Не знаю, вмешался ли князь, но купец Чекана дожал-таки, тот, видно, пообещал пару голосистых зебр по сходной цене… Ко мне врун подошел почти бочком:
– Насть, слышь, а где эти твари водятся?
– Какие? – я старательно сделала круглые глаза, словно и не подозревая, о чем пойдет речь.
– Ну, которые как я, в полоску.
– Далеко… очень далеко…
– Че ж делать? – Рука Чекана полезла привычным для русского жестом в его блондинисто-деготные волосы.
– Обещал кому?
– Ага. Купец, зараза, настырный попался, продай да продай, весь день хвостом ходил.
– А ты бы ему не врал про поющих в пруду зебр.
– Я ж думал, он не понимает.
– Ты хоть задаток не взял?
– Не, хватило ума. Только обещал, как в Новгород приедет, показать и подарить одну такую.
– Скажешь, что улетели по осени в теплые края, а обратно не вернулись.
– Из пруда-то?
– А почему петь можно, а летать нельзя?
По заблестевшим у Чекана глазам я поняла, что предложенный выход ему понравился.
– Ну и голова у тебя, Настька.
– Естественно.
– Чего?
– Проехали.
– Куда?
– Вперед в светлое будущее.
Хорошо, что рядом не было Вятича, иначе получила бы разнос за словесную самодеятельность. Вот понимала же, что нельзя так разговаривать, а язык срабатывал раньше, чем мозги.
Ночью мне снился Чекан, летящий во главе косяка верблюдов и орущий: «Весной споем!» Кажется, я орала в ответ: «Только АВВА!»

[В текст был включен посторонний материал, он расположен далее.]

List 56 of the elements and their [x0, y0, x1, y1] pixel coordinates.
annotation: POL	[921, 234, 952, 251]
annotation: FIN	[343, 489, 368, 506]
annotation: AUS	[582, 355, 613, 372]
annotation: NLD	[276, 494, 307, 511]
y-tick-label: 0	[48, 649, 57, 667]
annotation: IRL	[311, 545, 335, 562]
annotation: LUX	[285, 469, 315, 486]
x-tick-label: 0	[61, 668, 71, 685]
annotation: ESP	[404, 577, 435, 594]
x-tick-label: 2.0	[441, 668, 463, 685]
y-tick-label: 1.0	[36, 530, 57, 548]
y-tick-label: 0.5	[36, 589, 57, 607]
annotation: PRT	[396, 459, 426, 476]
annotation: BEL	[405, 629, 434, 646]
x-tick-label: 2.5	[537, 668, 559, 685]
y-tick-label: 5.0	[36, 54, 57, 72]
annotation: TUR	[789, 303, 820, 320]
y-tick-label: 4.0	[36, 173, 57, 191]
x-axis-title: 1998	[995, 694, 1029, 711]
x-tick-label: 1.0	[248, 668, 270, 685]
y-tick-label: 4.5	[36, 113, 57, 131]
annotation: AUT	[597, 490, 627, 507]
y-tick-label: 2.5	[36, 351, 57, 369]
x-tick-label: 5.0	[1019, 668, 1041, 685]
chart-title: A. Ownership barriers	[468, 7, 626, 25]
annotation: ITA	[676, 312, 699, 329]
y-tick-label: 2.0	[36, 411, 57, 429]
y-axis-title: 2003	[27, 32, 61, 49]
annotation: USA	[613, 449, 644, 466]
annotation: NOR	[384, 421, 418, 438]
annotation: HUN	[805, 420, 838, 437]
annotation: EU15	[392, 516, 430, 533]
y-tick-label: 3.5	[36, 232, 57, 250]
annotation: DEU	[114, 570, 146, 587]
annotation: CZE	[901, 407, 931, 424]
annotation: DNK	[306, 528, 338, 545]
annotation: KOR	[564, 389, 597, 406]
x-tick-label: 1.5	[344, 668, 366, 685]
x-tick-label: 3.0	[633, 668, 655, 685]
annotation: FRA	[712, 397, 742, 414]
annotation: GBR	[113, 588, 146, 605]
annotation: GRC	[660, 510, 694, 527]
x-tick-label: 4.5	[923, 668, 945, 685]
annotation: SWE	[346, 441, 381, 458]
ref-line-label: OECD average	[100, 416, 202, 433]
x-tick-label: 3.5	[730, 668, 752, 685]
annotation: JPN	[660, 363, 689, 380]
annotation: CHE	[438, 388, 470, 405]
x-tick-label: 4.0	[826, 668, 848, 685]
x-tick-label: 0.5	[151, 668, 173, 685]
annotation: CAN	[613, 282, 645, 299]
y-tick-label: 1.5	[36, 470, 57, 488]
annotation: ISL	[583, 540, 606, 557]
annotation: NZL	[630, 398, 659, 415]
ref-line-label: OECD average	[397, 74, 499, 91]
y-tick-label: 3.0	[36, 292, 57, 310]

Лично мне не нравились явно подпортившиеся отношения братьев-князей. Помня их боевую дружбу, я дивилась нынешней прохладе. Неужели это из?за власти? Два Ярославича, два брата не только кровных, но и боевых, что иногда бывает куда серьезней. В Сарае держались если не враждебно, то уж отчужденно. Смотреть было горько, хотелось крикнуть: «Что же вы?!»
Я убеждена, что если этот мир придумал Господь, то дьявол изобрел власть в нем. И не огонь с водой или медные трубы самое страшное, а вот эта возможность властвовать над другими, возможность, за которую отдают свои души даже самые сильные и мудрые. Искушение властью самое сильное искушение в жизни. Обидно, если князь Александр его не выдержит.
А такая опасность была, ведь, войдя в доверие к Батыю, князь мог получить ярлык на всю Русь в обход законного дяди князя Святослава Всеволодовича, и кто знает, как повернуло бы… Невский и так был самой значительной фигурой в Северной Руси (а в Южной – Даниил Галицкий), а возможность подмять под себя еще и растерзанный Киев ставила его на недосягаемую для остальных высоту. Как же хотелось, чтобы князь просто вернулся в Новгород, словно именно этот строгий город мог оградить нашего Ярославича от мирских соблазнов!
Хотелось вернуться, но пока приходилось ждать вызова к Батыю, а потом и вовсе неизвестно чего.
Через день Чекан, зачем-то загибая пальцы, пересказывал, что именно у «этих безбожных» не так. Получалось много.
Одеты все одинаково, что мужчины, что женщины, сразу не поймешь, кто перед тобой.
– Как же ты понял?
– Ха! У них бабы работают! Нет, правда, все бабы делают, и кибитки ставят, и поклажу грузят, и кизяки таскают, и детей рожают…
– Так детей и у нас тоже бабы.
Чекан махнул рукой, от потрясения, которое испытал в этом необычном городе не городе, было не до смеха.
– А мужики слабые, ежели его с коняки ссадить, так совсем хилый. Занимаются только тем, что воюют, охотятся и коней мучают.
– С чего ты взял, что мучают?
– Ага, жилы ему режут и кровь пьют. – Заметив, что многих едва не вывернуло от такого сообщения, он стал рассказывать о другом, да тоже не слишком приятном: – И топят кизяками.
– Чем? – поинтересовался впервые столкнувшийся со степняками Еремей.
– Говном сушеным. Подбирают по степи, сушат и жгут!